ANSWER : A. There are many causes for shaking/panting. The shaking and panting are both signs of stress, and your dog may be dealing with anxiety, or stress, related to an event that happened, or is happening. I realize you cannot answer questions on this, however, I will ask some questions that you can ask yourself. Have you recently moved? Have you ever hit or yelled at your dog? Has the weather been bad lately (storms)? Have you had any new guests stay over recently? Have you had any dogs come to your home recently? Have you had any dogs or cats in your yard recently? Was your dog frightened by something initially (a falling pot/pan; a loud bang from the washing machine; a gunshot; a backfiring car/truck; someone screaming in your home/a fight)?

If you answered yes to any of those questions, it could definitely be that. Dogs don’t typically hang on to something for very long, but if it really frightened your pup, then she/he could be feeling serious anxiety related to that specific event, and relating other events to that one.

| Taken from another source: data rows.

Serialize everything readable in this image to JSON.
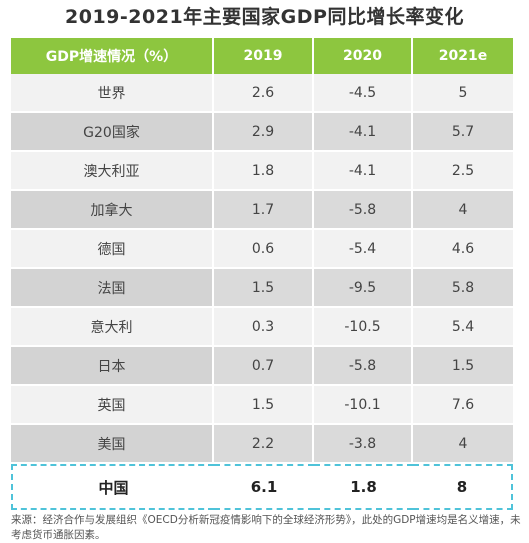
{
  "title": "2019-2021年主要国家GDP同比增长率变化",
  "chart_data": {
    "type": "table",
    "header": [
      "GDP增速情况（%）",
      "2019",
      "2020",
      "2021e"
    ],
    "rows": [
      {
        "name": "世界",
        "values": [
          "2.6",
          "-4.5",
          "5"
        ]
      },
      {
        "name": "G20国家",
        "values": [
          "2.9",
          "-4.1",
          "5.7"
        ]
      },
      {
        "name": "澳大利亚",
        "values": [
          "1.8",
          "-4.1",
          "2.5"
        ]
      },
      {
        "name": "加拿大",
        "values": [
          "1.7",
          "-5.8",
          "4"
        ]
      },
      {
        "name": "德国",
        "values": [
          "0.6",
          "-5.4",
          "4.6"
        ]
      },
      {
        "name": "法国",
        "values": [
          "1.5",
          "-9.5",
          "5.8"
        ]
      },
      {
        "name": "意大利",
        "values": [
          "0.3",
          "-10.5",
          "5.4"
        ]
      },
      {
        "name": "日本",
        "values": [
          "0.7",
          "-5.8",
          "1.5"
        ]
      },
      {
        "name": "英国",
        "values": [
          "1.5",
          "-10.1",
          "7.6"
        ]
      },
      {
        "name": "美国",
        "values": [
          "2.2",
          "-3.8",
          "4"
        ]
      }
    ],
    "highlight_row": {
      "name": "中国",
      "values": [
        "6.1",
        "1.8",
        "8"
      ]
    }
  },
  "source_note": "来源：经济合作与发展组织《OECD分析新冠疫情影响下的全球经济形势》，此处的GDP增速均是名义增速，未考虑货币通胀因素。",
  "colors": {
    "header": "#8dc63f",
    "row_light": "#f2f2f2",
    "row_dark": "#dadada",
    "highlight_border": "#4fc3d9"
  }
}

Do not yell, or hit your dog. I’m not assuming you do, but if you do, please stop doing that right away. It could be that your dog is afraid of you specifically, and you notice the shaking/panting when you are near, because that is the only time your dog is doing it.

If you’d like to purchase a consultation with me (I know, it’s a lot to ask, but I really feel like I could help) I’d be more than happy to ask you many questions, and together we can figure out what the heck is going on here. It’s important that your dog is comfortable, and if your pup is always feeling anxious/uneasy, then his/her quality of life is in jeopardy.

Q. My dog doesn’t eat, what should I do?
ANSWER : A. If this is a puppy, see a veterinarian immediately. Puppies should want to eat. Common causes for anorexia in puppies include viruses (parvo is a big one), parasitism, and foreign bodies. They need immediate care – go to an emergency vet if yours isn’t open. Puppies can get low blood sugar and dehydration very quickly.

If this is an adult dog and you observe other concerning signs, such as diarrhea or decreased energy, you should see a veterinarian.

If the dog seems otherwise bright and stable, try offering different types of food: wet food, canned tripe, or cooked chicken and rice. Some dogs will go for canned baby food: chicken, turkey, or beef as the main ingredient. Make sure there are no garlic or onions in the ingredients!

Causes of anorexia in adult dogs can range from less serious to severe. Younger dogs are more likely to get into trouble- they tend to eat things they shouldn’t, and can get foreign bodies from eating things like socks, or stomach upset from getting in the trash. Any dog may stop eating due to stress, or just being a picky eater. Middle aged dogs can stop eating when they’re stressed and also have Addison’s disease, which can be fatal. Older dogs tend to stop eating when they develop cancer or renal disease.

There is no one-size-fits-all recipe to know when the right time is to take your dog to the vet. The moral of this story is, if it’s not getting better, your pup feels bad, or you’re worried – go see the vet!